Ni el propio sistema ni los funcionarios están aún preparados para que funcione bien


Cee / La Voz

«Ayer [por el viernes] tuvimos junta de gobierno y lo que decían las funcionarias es que esto va a reventar por algún lado», explica la teniente de alcalde de Cee, Pilar Iglesias, en relación con la nueva Ley de Contratos del Sector Público, que entró en vigor el pasado 9 de marzo y se ha convertido en poco menos que el terror para la Administración municipal.

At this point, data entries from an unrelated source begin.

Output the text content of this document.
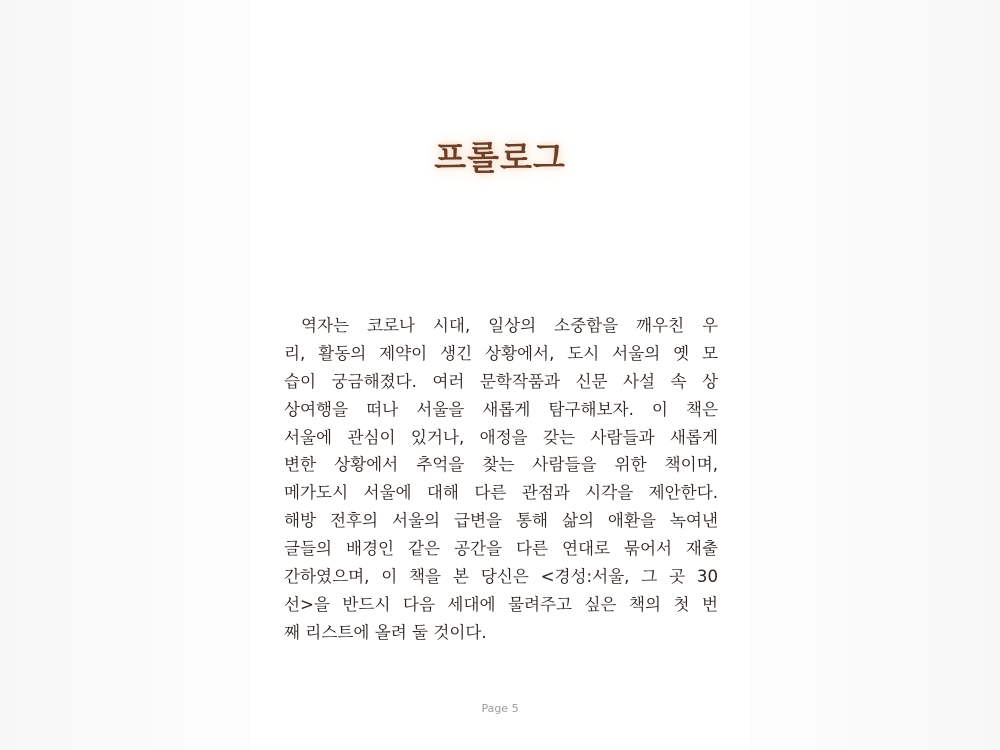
프롤로그
역자는 코로나 시대, 일상의 소중함을 깨우친 우
리, 활동의 제약이 생긴 상황에서, 도시 서울의 옛 모
습이 궁금해졌다. 여러 문학작품과 신문 사설 속 상
상여행을 떠나 서울을 새롭게 탐구해보자. 이 책은
서울에 관심이 있거나, 애정을 갖는 사람들과 새롭게
변한 상황에서 추억을 찾는 사람들을 위한 책이며,
메가도시 서울에 대해 다른 관점과 시각을 제안한다.
해방 전후의 서울의 급변을 통해 삶의 애환을 녹여낸
글들의 배경인 같은 공간을 다른 연대로 묶어서 재출
간하였으며, 이 책을 본 당신은 <경성:서울, 그 곳 30
선>을 반드시 다음 세대에 물려주고 싶은 책의 첫 번
째 리스트에 올려 둘 것이다.
Page 5
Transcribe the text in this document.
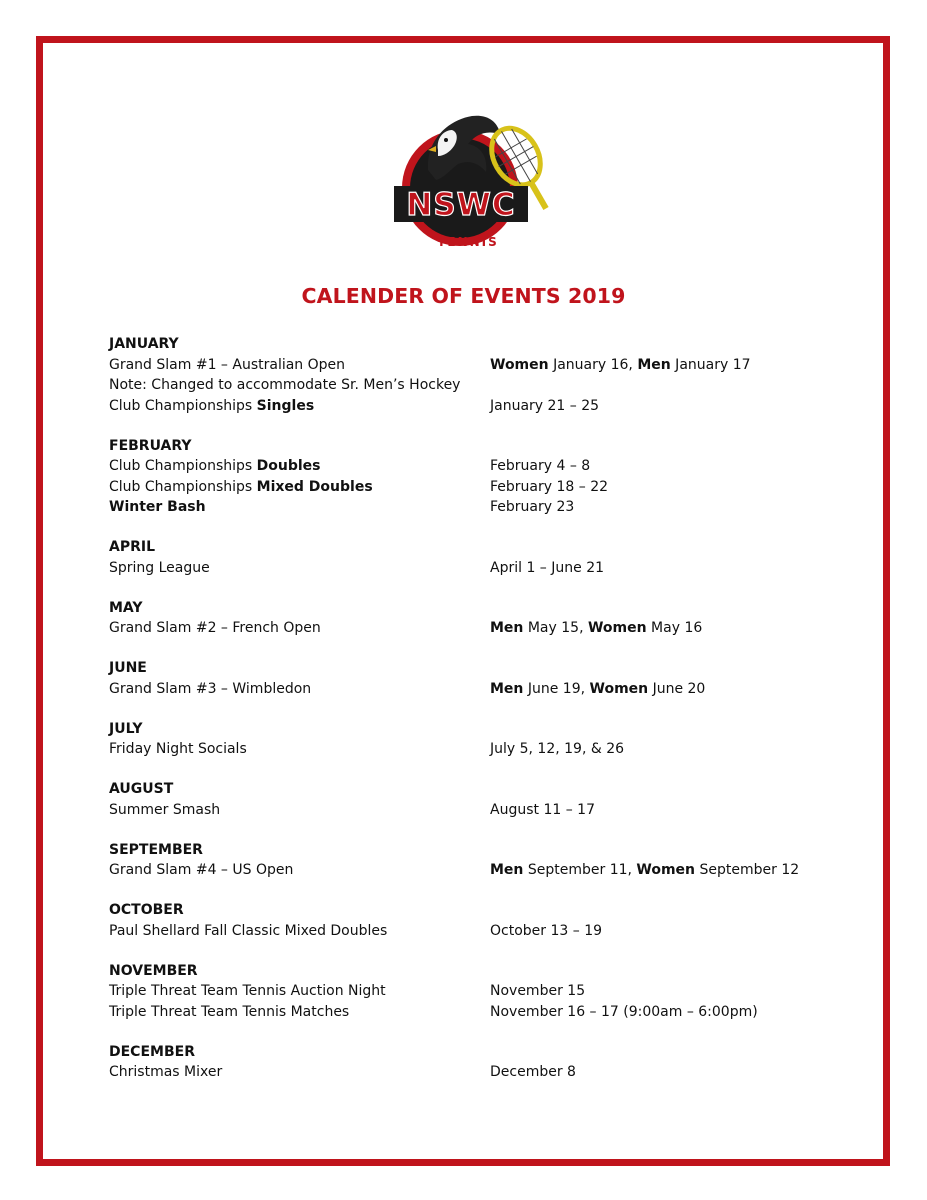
NSWC
TENNIS
CALENDER OF EVENTS 2019
JANUARY
Grand Slam #1 – Australian Open	Women January 16, Men January 17
Note: Changed to accommodate Sr. Men’s Hockey
Club Championships Singles	January 21 – 25
FEBRUARY
Club Championships Doubles	February 4 – 8
Club Championships Mixed Doubles	February 18 – 22
Winter Bash	February 23
APRIL
Spring League	April 1 – June 21
MAY
Grand Slam #2 – French Open	Men May 15, Women May 16
JUNE
Grand Slam #3 – Wimbledon	Men June 19, Women June 20
JULY
Friday Night Socials	July 5, 12, 19, & 26
AUGUST
Summer Smash	August 11 – 17
SEPTEMBER
Grand Slam #4 – US Open	Men September 11, Women September 12
OCTOBER
Paul Shellard Fall Classic Mixed Doubles	October 13 – 19
NOVEMBER
Triple Threat Team Tennis Auction Night	November 15
Triple Threat Team Tennis Matches	November 16 – 17 (9:00am – 6:00pm)
DECEMBER
Christmas Mixer	December 8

Aunque sus principios pretenden hacer más transparentes los procesos, favorecer la participación de las pymes en la contratación o que se prime la calidad por encima del precio en la adjudicación de las obras; la realidad es que ni los funcionarios han recibido la formación suficiente ni, en muchos casos, los sistemas digitales de los ayuntamientos están preparados para desarrollar los objetivos, que aprobó el Parlamento estatal por amplio consenso aunque después de dos años de retrasos.

«Alí estivemos os tres, a secretaria a interventora e máis eu toda a mañá de brazos cruzados mirando uns para os outros», recuerda el alcalde de Vimianzo, Manuel Antelo, respecto a la primera licitación digital -ahora todo se hace de manera electrónica- que realizaron hace unas semanas y que era del modelo que se supone más fácil, el simplificado sumario.

Además, toda esta problemática no llega en un momento cualquiera, sino a siete meses de las próximas elecciones municipales, con numerosos planes de obras sin ejecutar e incluso con municipios que disponen de algunos recursos extra, por ejemplo, a través de licencias de eólicos. Quien más quien menos quiere presentar esos trabajos ejecutados ante la ciudadanía y cada vez se antoja más complicado, porque los plazos se alargan, las obras se meten en pleno invierno y los contratistas van a tener que sudar tinta para llevar a cabo todo casi a la vez.

El diputado responsable de Obras en el gobierno provincial y alcalde de Dumbría, José Manuel Pequeño, explica que ya no es que estén pendientes de procedimientos de los ayuntamientos y que incluso tienen por sacar adelante obras del plan de carreteras de la propia Deputación y habrá trabajos que tengan que quedar para la próxima primavera. Los funcionarios tienen que prepararse a marchas forzadas y el propio sistema del Estado le queda mucho para ser óptimo.

Su homólogo muxián, Félix Porto, asegura que llevan meses de retraso en algunos procedimientos y que, al final, se han visto obligados a «tirar para adiante sexa como sexa», porque corren el riesgo de perder actuaciones. De igual modo, el corcubionés Manuel Insua, a quien encima le ha coincidido el cambio con una baja de la secretaria municipal, se queja de que «volvemos ao centralismo outra vez» y lo que es peor, con una obligación de comunicar todo a Madrid mediante unos sistemas tecnológicos que no están preparados y unos funcionarios «con pouca formación» al respecto. Por ejemplo, su línea de Internet tiene auténticos problemas para darle cabida a estos procesos en muchos momentos.

Antelo Pazos se muestra más tajante. «Podemos pechar os concellos. Ser alcalde é un risco e isto supón un deterioro terrible da calidade democrática», afirma el regidor de la capital soneirana, que pone un ejemplo llamativo: «Para comprar algo de xeito esporádico, poñamos por caso 1 euro de lapis, hai que xustificar a necesidade, que existe crédito... Ademais, os contratistas teñen que estar de alta no rexistro de licitadores do Estado». Circunstancias que, a su juicio, no hacen más que limitar a las pequeñas empresas locales en el acceso a contratos públicos.

Utilidad

La burocracia es un gigante que se mueve a la velocidad de las tortugas y las necesidades en los concellos llegan a la velocidad de la luz. La pretendida transparencia que buscan desde Madrid no es más que un obstáculo añadido para que los ayuntamientos resuelvan los problemas de los ciudadanos. La transparencia no puede estar reñida con la utilidad. Otra cosa son las obras preelectorales.